Это будет действительно скучная, очень скучная история.»

Краснов сравнит мировоззрение Чехова с калейдоскопом, в котором нет ничего цельного, Богданович — с превосходным, но разбитым зеркалом.

Замкнет эту линию (если ограничиться представленным в книге материалом) А. С. Долинин, у которого метафора пут­ник-созерцатель станет заглавием и концепцией, но будет до­казываться главным образом на материале опубликованных чеховских писем. «Так дорисовывается у нас грустный, задум­чивый облик Чехова. Он один и тот же и в воспоминаниях, и в письмах, и в своем творчестве, как первого, так и второго пе­риода. Он весь во власти частного, индивидуального, весь в единичном, а не в целом, в анализе, а не в синтезе. Путник- созерцатель, беспрестанно ощущающий свою законченность, ни с кем и ни с чем не могущий слиться воедино, — таким он был в жизни, в отношениях к окружавшим его людям; таким он был и в своем творчестве — по отношению к своим же обра­зам.
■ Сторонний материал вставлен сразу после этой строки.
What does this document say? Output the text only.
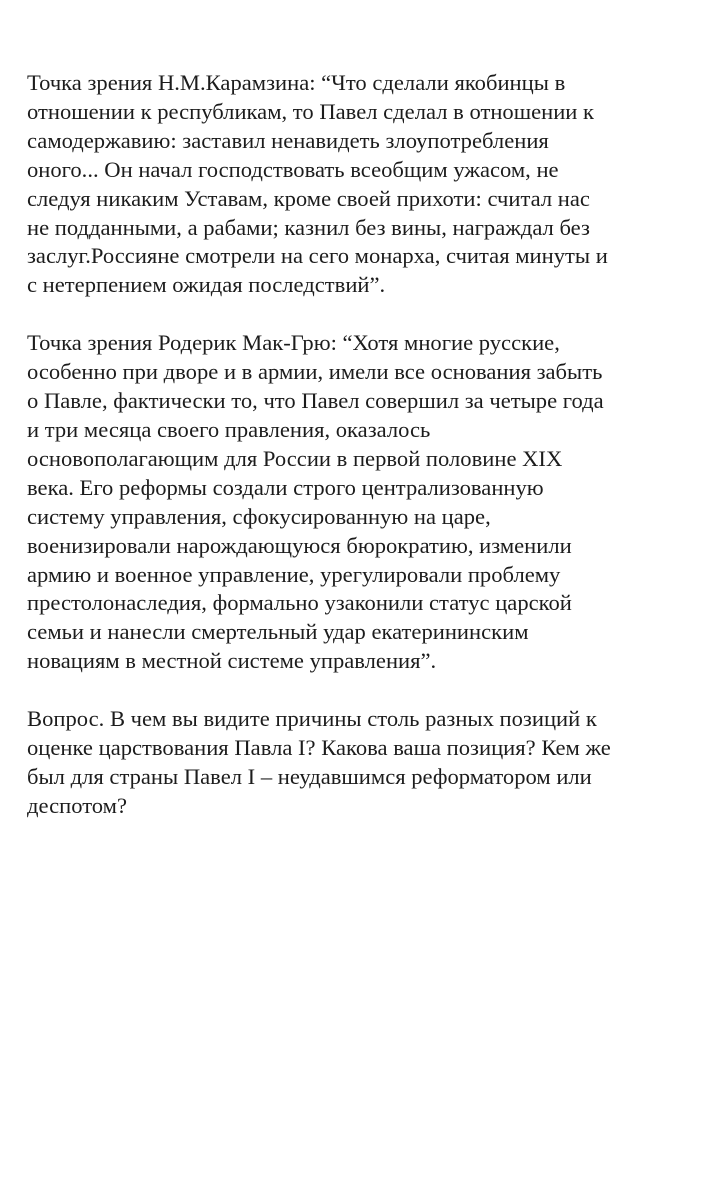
Точка зрения Н.М.Карамзина: “Что сделали якобинцы в
отношении к республикам, то Павел сделал в отношении к
самодержавию: заставил ненавидеть злоупотребления
оного... Он начал господствовать всеобщим ужасом, не
следуя никаким Уставам, кроме своей прихоти: считал нас
не подданными, а рабами; казнил без вины, награждал без
заслуг.Россияне смотрели на сего монарха, считая минуты и
с нетерпением ожидая последствий”.

Точка зрения Родерик Мак-Грю: “Хотя многие русские,
особенно при дворе и в армии, имели все основания забыть
о Павле, фактически то, что Павел совершил за четыре года
и три месяца своего правления, оказалось
основополагающим для России в первой половине XIX
века. Его реформы создали строго централизованную
систему управления, сфокусированную на царе,
военизировали нарождающуюся бюрократию, изменили
армию и военное управление, урегулировали проблему
престолонаследия, формально узаконили статус царской
семьи и нанесли смертельный удар екатерининским
новациям в местной системе управления”.

Вопрос. В чем вы видите причины столь разных позиций к
оценке царствования Павла I? Какова ваша позиция? Кем же
был для страны Павел I – неудавшимся реформатором или
деспотом?
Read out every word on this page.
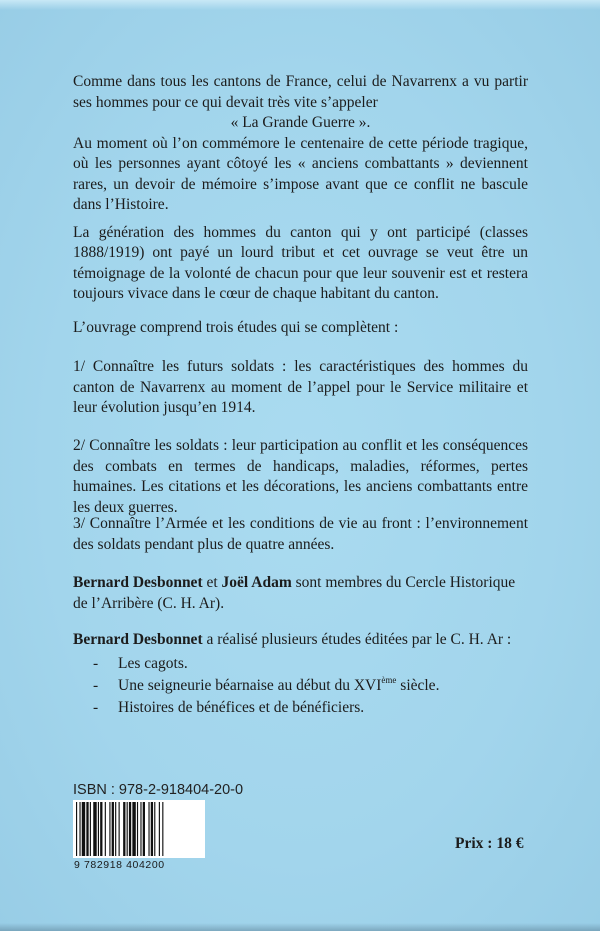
Comme dans tous les cantons de France, celui de Navarrenx a vu partir ses hommes pour ce qui devait très vite s’appeler

« La Grande Guerre ».

Au moment où l’on commémore le centenaire de cette période tragique, où les personnes ayant côtoyé les « anciens combattants » deviennent rares, un devoir de mémoire s’impose avant que ce conflit ne bascule dans l’Histoire.

La génération des hommes du canton qui y ont participé (classes 1888/1919) ont payé un lourd tribut et cet ouvrage se veut être un témoignage de la volonté de chacun pour que leur souvenir est et restera toujours vivace dans le cœur de chaque habitant du canton.

L’ouvrage comprend trois études qui se complètent :
1/ Connaître les futurs soldats : les caractéristiques des hommes du canton de Navarrenx au moment de l’appel pour le Service militaire et leur évolution jusqu’en 1914.
2/ Connaître les soldats : leur participation au conflit et les conséquences des combats en termes de handicaps, maladies, réformes, pertes humaines. Les citations et les décorations, les anciens combattants entre les deux guerres.
3/ Connaître l’Armée et les conditions de vie au front : l’environnement des soldats pendant plus de quatre années.
Bernard Desbonnet et Joël Adam sont membres du Cercle Historique de l’Arribère (C. H. Ar).
Bernard Desbonnet a réalisé plusieurs études éditées par le C. H. Ar :
- Les cagots.
- Une seigneurie béarnaise au début du XVIème siècle.
- Histoires de bénéfices et de bénéficiers.
ISBN : 978-2-918404-20-0
9 782918 404200
Prix : 18 €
Отсюда его редкая объективность, в самом деле только кажущаяся, его необыкновенное спокойствие и сдержанность.

Он искал "общей идеи", "Бога живого человека"; он развен­чивал все наши частные идеи, наши временные ценности. Причина все та же: бегство от самого себя, неодолимое стрем­ление выйти за пределы своей законченности, обрести настоя­щий всеобъединяющий синтез». Это, в сущности, очередное перефразирование идеи Михайловского о тоске по общей идее как замене самой общей идеи.

О том же, но с иным, положительным знаком будут писать Шапир, Айхенвальд, Неведомский (у него тоже появится опре­деление «типичный созерцатель»).

Параллельно в критике идет поиск позитивной формулы чеховского мировоззрения, для которой новые публикации да­вали разнообразный материал.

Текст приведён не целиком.